Biden, who like FDR wanted to put Hoover's domestic policy interventions on steroids, noticed how Trump had previously shilled for infrastructure spending, in opposition to his conservative allies, smelled infrastructure as grounds for bipartisan dealmaking. Internal improvements were, of course, a key plank in Clay's "American system", pushed later by the Whig Party (Abraham Lincoln was a Whig while in Congress) Basically, the GOP arose from the collapse of the Whigs. So, in a manner of speaking, Trump was certainly old school Republican, although Southern conservatives always resented their high tariff collections were spent by the majority Northerners, pushing their industrial priorities.
I myself paid lip service to infrastructure concerns during the early years of the blog, but in fact, as a recent Cato Institute podcast pointed out, most infrastructure is in the private sector, and private infrastructure doesn't suffer the typical issues of the tragedy of the commons. We've seen a lot of pushback, for instance, on public highway users pushing back on tolls. In fact gas taxes are often siphoned off to subsidize urban mass transit, Phenomena like overcrowded highways and poorly maintained bridges are largely a reflection of bad public infrastructure policy, and it's morally hazardous to bail out underinvestment by the public sector.

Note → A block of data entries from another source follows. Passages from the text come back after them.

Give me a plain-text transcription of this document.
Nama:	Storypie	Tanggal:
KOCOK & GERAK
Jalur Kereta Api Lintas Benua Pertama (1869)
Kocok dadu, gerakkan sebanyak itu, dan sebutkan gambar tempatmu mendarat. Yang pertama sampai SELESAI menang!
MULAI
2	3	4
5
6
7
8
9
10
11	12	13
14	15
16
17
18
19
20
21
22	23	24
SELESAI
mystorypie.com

I'm not going to go into detail over Biden's new multi-trillion boondoggle. I've been nauseated enough by reports how Biden wants to subsidize electric-car charging stations, as if Elon Musk, the leading brand Tesla manufacturer, needs the taxpayer to underwrite his own electric vehicle support system. It's just in part the idea of a free lunch, all at the expense of business taxes. Just keep in mind: corporate taxes bring in just 7% of government revenue, and before Trump-era tax reform, we had one of the highest tax rates globally. Corporations don't really pay taxes; customers and investors do, not unlike how Trump's tariff policies weren't paid by foreign governments but American consumers. Total federal revenues amount to somewhere over $3.5T. Now granted, some of Biden's spending will be allocated over multiple fiscal years. but he's trying to raise more than a year's taxes in just 2 bills in his first quarter in office.
There are prices to pay for profligate spending. Already interest in serving the debt is approaching DoD budget numbers. Among other things, global investors may be unwilling to finance US spending. Accommodate monetary policy may trigger inflationary pressures, which disparately affect the lower-income. It's time for Congress to STOP THE MADNESS.